De budgetten die hiervoor worden ingezet, betreffen de beleidsartikelen 6.2, 6.7 en 6.8.
6.
Welke middelen verwacht u nodig te hebben voor het ontwikkelen en uitvoeren van de Nederlandse Digitaliseringsstrategie (NDS)? Uit welke budgetten wordt dit betaald?
Antwoord:
De NDS moet een gezamenlijke strategie worden van één overheid waarmee we werken aan de overheidsbrede opgaven op het gebied van digitalisering. Daarmee slaan we twee belangrijke slagen. Ten eerste beogen we bepaalde langlopende problemen op te lossen die niet vanuit één departement of overheidslaag kunnen worden aangepakt, zoals op het gebied van gegevensuitwisseling of rondom de verantwoorde inzet van AI. Ten tweede is het streven bestaande middelen gezamenlijk en gecoördineerd in te zetten, wat ons meer slagkracht biedt. Bij het uitwerken van de NDS zal moeten blijken welke investeringen er in de komende jaren nodig zullen zijn.
7.
Wanneer is de eerste brief van het kabinet te verwachten inzake de NDS?
Antwoord:
Ik heb de eerste brief over de NDS op 7 november jl. aan uw Kamer verzonden. Het is mijn doel de NDS in het voorjaar van 2025 met uw Kamer te delen.
8.
Kunt u toelichten hoe in 2025 de slagkracht van de algoritmetoezichthouder uitgebreid gaat worden?
Antwoord:
In 2025 zal het jaarbudget van de Directie Coördinatie Algoritmes (DCA) bij de Autoriteit Persoonsgegevens (AP) worden verhoogd van € 2 mln. in 2024 naar € 3 mln. Als onderdeel van deze verhoging zullen de lopende activiteiten – zoals sectoroverstijgende risicosignalering en het komen tot gezamenlijke normuitleg – verder worden geïntensiveerd. Daarnaast bereidt de DCA zich voor op de Europese AI-verordening. De ministeries van Binnenlandse Zaken en Koninkrijksrelaties, Economische Zaken en Justitie en Veiligheid hebben de DCA en de Rijksinspectie Digitale Infrastructuur (RDI) gevraagd om samen met de andere relevante toezichthouders advies te geven over de inrichting van het toezicht op de AI-verordening.
9.
Wat is aanvullend nodig om het CIO-stelsel te versterken?
Antwoord:
Om goed beeld te krijgen van wat er nodig is om het CIO-stelsel te versterken is de Auditdienst Rijk (ADR) gevraagd om een onderzoek te doen naar de implementatie en de werking van het huidige besluit CIO-stelsel. Dat onderzoek is inmiddels afgerond en de resultaten hiervan zullen op korte termijn met uw Kamer worden gedeeld, evenals een advies dat het Adviescollege ICT-toetsing (AcICT) heeft uitgebracht m.b.t. de versterking van het stelsel.
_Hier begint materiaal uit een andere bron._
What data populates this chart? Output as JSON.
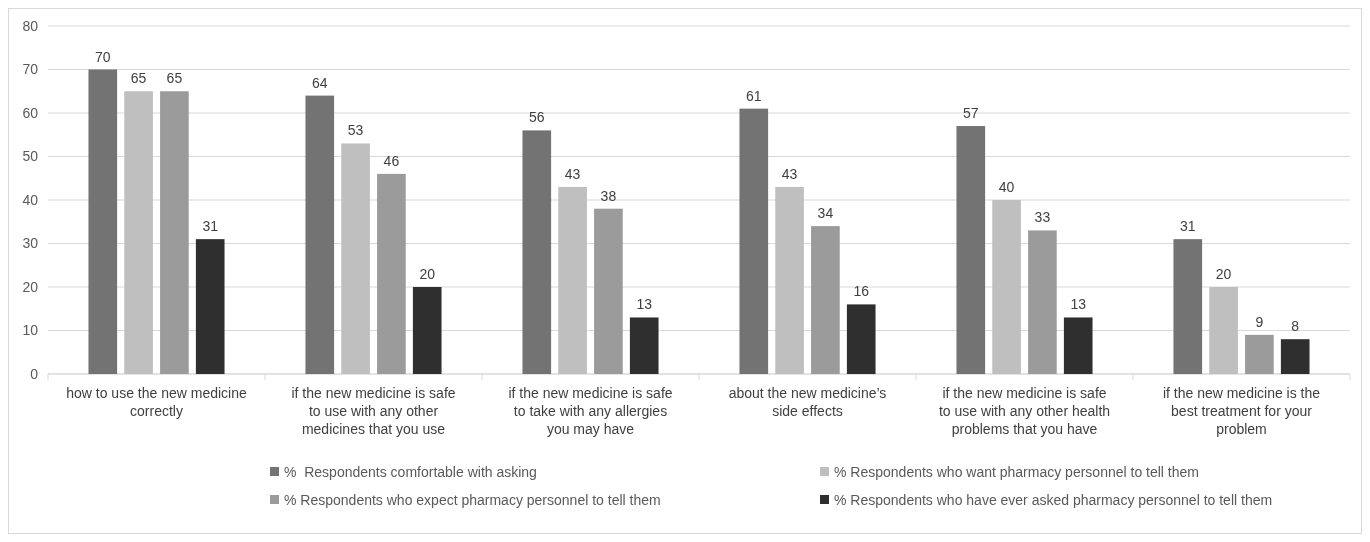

De rode draad in beide rapporten is dat er veel dingen goed gaan, maar dat er ook uitdagingen zijn. Die uitdagingen zijn volgens de ADR “geen gevolg van de opzet van het besluit zelf maar van de praktische invulling ervan”. Versterkingen en verbeteringen kunnen daarom grotendeels worden gerealiseerd binnen de huidige opzet van het besluit.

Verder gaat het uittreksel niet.